His thick orc fingers were deft as they moved quickly down the back of her dress.
“I don’t understand,” she said. “Why are they doing this?”
“That was vague, little fair elf. Why is who doing what?”
“Don’t call me that,” she snapped. “Why are the orcs invading?”
“Truly? That’s a question?”
“Well, I know that High King Findas is awful, of course.” She did.

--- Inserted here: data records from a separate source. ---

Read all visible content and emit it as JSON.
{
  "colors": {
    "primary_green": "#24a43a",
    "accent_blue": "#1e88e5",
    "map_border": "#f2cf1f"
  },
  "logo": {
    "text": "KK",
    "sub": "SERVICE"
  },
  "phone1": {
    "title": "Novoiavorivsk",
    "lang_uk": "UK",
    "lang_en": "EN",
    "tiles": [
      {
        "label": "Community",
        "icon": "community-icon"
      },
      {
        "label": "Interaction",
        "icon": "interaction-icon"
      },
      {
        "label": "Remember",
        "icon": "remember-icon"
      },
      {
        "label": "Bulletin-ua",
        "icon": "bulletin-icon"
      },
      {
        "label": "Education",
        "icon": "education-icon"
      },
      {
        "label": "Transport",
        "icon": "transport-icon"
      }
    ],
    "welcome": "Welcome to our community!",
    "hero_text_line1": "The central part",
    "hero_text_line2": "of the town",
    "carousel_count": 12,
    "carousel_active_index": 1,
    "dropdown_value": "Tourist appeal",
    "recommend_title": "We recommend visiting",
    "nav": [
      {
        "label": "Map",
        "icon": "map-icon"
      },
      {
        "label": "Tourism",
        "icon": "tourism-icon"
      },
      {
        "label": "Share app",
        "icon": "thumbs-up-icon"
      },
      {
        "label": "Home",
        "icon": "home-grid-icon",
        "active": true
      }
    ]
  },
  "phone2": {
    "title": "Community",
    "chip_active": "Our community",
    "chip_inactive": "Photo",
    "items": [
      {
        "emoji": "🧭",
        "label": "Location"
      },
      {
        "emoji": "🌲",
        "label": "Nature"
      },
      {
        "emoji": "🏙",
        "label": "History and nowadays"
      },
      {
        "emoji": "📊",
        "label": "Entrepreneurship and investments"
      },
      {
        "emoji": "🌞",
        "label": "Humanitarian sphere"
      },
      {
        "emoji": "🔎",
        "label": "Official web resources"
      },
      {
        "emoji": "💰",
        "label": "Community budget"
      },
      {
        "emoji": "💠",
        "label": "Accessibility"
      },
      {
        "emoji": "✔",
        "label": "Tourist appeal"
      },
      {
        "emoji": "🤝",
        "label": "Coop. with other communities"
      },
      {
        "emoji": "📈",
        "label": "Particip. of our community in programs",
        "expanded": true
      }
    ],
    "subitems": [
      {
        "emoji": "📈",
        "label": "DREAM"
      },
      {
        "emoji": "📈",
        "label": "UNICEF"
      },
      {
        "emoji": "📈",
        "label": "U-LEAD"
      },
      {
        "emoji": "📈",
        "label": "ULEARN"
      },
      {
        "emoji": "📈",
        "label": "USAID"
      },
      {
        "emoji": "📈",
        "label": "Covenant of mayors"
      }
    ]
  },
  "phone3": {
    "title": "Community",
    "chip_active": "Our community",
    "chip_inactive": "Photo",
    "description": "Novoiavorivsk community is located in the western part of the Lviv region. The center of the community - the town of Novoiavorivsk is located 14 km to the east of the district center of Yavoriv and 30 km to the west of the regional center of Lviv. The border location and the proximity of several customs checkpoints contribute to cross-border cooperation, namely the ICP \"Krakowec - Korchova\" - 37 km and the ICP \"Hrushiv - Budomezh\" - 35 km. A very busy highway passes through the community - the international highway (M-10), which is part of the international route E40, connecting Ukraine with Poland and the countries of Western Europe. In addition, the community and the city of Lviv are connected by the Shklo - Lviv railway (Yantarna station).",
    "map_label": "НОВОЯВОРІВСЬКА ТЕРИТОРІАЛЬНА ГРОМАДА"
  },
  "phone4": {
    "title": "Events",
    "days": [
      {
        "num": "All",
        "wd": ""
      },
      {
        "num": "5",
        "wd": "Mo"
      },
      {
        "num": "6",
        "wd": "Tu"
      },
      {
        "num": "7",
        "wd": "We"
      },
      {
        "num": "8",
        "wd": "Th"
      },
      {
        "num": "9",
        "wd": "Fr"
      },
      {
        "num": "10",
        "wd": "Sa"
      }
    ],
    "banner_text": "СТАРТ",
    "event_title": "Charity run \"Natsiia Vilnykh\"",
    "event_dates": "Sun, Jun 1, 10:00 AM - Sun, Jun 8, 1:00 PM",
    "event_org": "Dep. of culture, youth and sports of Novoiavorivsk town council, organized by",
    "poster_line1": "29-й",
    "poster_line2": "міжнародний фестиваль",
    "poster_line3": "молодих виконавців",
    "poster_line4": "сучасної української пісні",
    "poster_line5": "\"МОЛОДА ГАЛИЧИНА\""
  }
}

She had seen the official tracts printed up by the palace, the terrible little drawings of the orc caricatures, the long essays about how the country of Lothnehil needed to be purified and to go back to the old ways.
The old ways meant just elves, no orcs.
The orcs were to be sent back to their own country, across the Rathog Pass, and Lothnehil was to be purged of them. The language used in the tracts was always that the orcs were a blight or a disease or that they were vermin or insects or things of that nature.
She knew.
It was ugly.
“I know that orcs in Lothnehil hate it, but what do the orcs in Arzakh care? Are they simply angry that more of their own people are coming across the pass? Is the orc country becoming overpopulated? Why invade?”
The buttons were undone. She moved out of his reach, holding the bodice of her dress against her corset.
“Oh, are you serious?” he said. “Not going to let me see your underthings? I wouldn’t think that matters now.”
“It’s my dignity, you fiend,” she said, and she hurled herself away from him into her closet and shut the door on him.
“Arzakh is not a very nice place to live,” said Dathor. “Lots of eruptions of fire out of the ground, earthquakes, things of that nature. The orcs want the better lands of Lothnehil for themselves, and they hate elves and want to make them suffer. So, invasion.”
She let her dress fall and began to work on the laces of her corset, which laced up the front. She would put this back on, but she wanted the layer beneath it, her shift, the fabric directly against her skin, which had absorbed her terrified sweat, off her. She needed it off. Now.
“Also,” said Dathor, “I suppose it’s about trade.”